When deriving determinants from first principals, we start with multi-linearity and the alternating property. Coupling this with the fact that the determinant of the identity matrix must be $1$, we get the Leibniz formula for determinants. All of this is spelled out in this video. It also motivates the two properties (multi-linearity and the alternating property) geometrically.
I'm wondering if there is a purely algebraic motivation for why multi-linearity and the alternating property are indispensable? Does it have something to do with the fact that we're talking about quantifying the effects of linear maps?
The determinant has many different properties that uniquely determine it so it can be developed starting from multiple different combinations of those properties. Alternating + multilinear is a common one, as is the oriented volume stuff over $\mathbb{R}$.
However, I'd argue that neither of these is a good place to motivate the determinant, and neither of them is the historical motivation. Alternating + multilinear leads to elegant proofs but it leads to exactly your question: why study a function satisfying these properties? Oriented volumes are a good thing to know about but they only motivate the determinant over $\mathbb{R}$, whereas the determinant in fact makes sense and is very useful over any field, and even over any commutative ring. In fact hardly any treatments of the determinant really emphasize one of its most important features in practice: it is a polynomial, with integer coefficients.

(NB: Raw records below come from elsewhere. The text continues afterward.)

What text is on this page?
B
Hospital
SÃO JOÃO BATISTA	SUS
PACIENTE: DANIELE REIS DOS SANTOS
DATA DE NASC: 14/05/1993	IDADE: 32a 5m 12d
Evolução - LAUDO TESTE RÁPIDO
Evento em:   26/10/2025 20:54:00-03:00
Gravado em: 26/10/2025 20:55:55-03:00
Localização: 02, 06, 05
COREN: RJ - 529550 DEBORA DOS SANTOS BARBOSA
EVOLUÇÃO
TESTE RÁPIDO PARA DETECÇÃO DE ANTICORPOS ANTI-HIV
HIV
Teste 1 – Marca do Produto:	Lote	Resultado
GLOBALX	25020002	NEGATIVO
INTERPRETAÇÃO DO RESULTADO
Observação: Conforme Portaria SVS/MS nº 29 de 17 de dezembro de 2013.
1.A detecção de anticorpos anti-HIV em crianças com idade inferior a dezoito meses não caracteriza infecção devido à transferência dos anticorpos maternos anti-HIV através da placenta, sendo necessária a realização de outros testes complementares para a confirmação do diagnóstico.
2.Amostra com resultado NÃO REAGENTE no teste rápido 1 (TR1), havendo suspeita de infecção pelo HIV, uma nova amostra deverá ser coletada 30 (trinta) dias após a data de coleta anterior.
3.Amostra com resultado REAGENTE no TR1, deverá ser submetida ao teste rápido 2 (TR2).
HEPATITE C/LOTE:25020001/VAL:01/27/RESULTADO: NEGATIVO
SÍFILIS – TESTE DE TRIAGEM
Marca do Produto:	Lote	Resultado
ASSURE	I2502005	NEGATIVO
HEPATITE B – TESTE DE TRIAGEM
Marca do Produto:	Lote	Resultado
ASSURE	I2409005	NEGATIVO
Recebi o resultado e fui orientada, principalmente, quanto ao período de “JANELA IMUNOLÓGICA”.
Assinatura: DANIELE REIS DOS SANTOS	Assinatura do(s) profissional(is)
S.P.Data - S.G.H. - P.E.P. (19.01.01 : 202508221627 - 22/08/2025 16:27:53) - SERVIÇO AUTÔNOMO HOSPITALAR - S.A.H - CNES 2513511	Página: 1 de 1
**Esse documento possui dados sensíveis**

The historical motivation of the determinant is the simplest possible one you could imagine, and the one students are first exposed to: solving systems of linear equations. It is just the function you are forced to write down when you solve systems of $n$ linear equations in $n$ variables. It is called the determinant because it determines when such systems have unique solutions.
So, along these lines, here is a purely algebraic definition of the determinant that does not mention the concept of an alternating or multilinear map at all, and defines the determinant as a polynomial (so, over every commutative ring simultaneously): start with an $n \times n$ matrix whose entries are indeterminates
$$X = \left[ \begin{array}{cccc} x_{11} & x_{12} & \dots & x_{1n} \\ x_{21} & x_{22} & \dots & x_{2n} \\ \vdots & \vdots & \ddots & \vdots \\ x_{n1} & x_{n2} & \dots & x_{nn} \end{array} \right].$$
This is the universal matrix. Now suppose I asked you to try to invert this matrix. A systematic way to do this would be row reduction. In terms of solving systems of linear equations this corresponds to trying to eliminate variables. If you row reduce the above matrix while repeatedly assuming that every expression you need to be invertible is actually invertible (so, precisely, working over the fraction field of $\mathbb{Z}[x_{ij}]$), you will eventually write down the LU decomposition of the universal matrix, which you can use to write down the inverse.
What you will find is that the inverse has the property that every entry is a rational function of the $x_{ij}$, and moreover all the denominators are the same polynomial. This polynomial is the determinant (this is Cramer's rule). So, with this approach to the determinant we make the decision that the real defining feature of the determinant is that it is a polynomial in the entries of a matrix $X$ that is invertible iff $X$ is invertible, and whose inverse can be used to write down $X^{-1}$ explicitly. (Over a field we could also say "that vanishes iff $X$ is non-invertible." Also, this only tells us the determinant up to a sign but we can fix the sign by requiring that $\det(I) = 1$.)
This definition is a little awkward to start with because it's a little hard to prove things about (we need to prove Cramer's rule even to get started), which is probably why it's not a popular choice of starting point. But in my opinion this is the best-motivated definition from first principles by far. We get to alternating + multilinear from here by proving that $\det(XY) = \det(X) \det(Y)$, which you can see (up to a sign) from the fact that if you take $X$ and $Y$ to both have indeterminate entries $x_{ij}$ and $y_{ij}$ then $(XY)^{-1} = Y^{-1} X^{-1}$ has entries consisting of a bunch of rational functions with denominator $\det(Y) \det(X)$. From multiplicativity it follows that the determinant has the usual behavior you expect with respect to row and column operations and it's not hard to prove that it's alternating + multilinear from here (over, and I want to keep emphasizing this, every commutative ring simultaneously).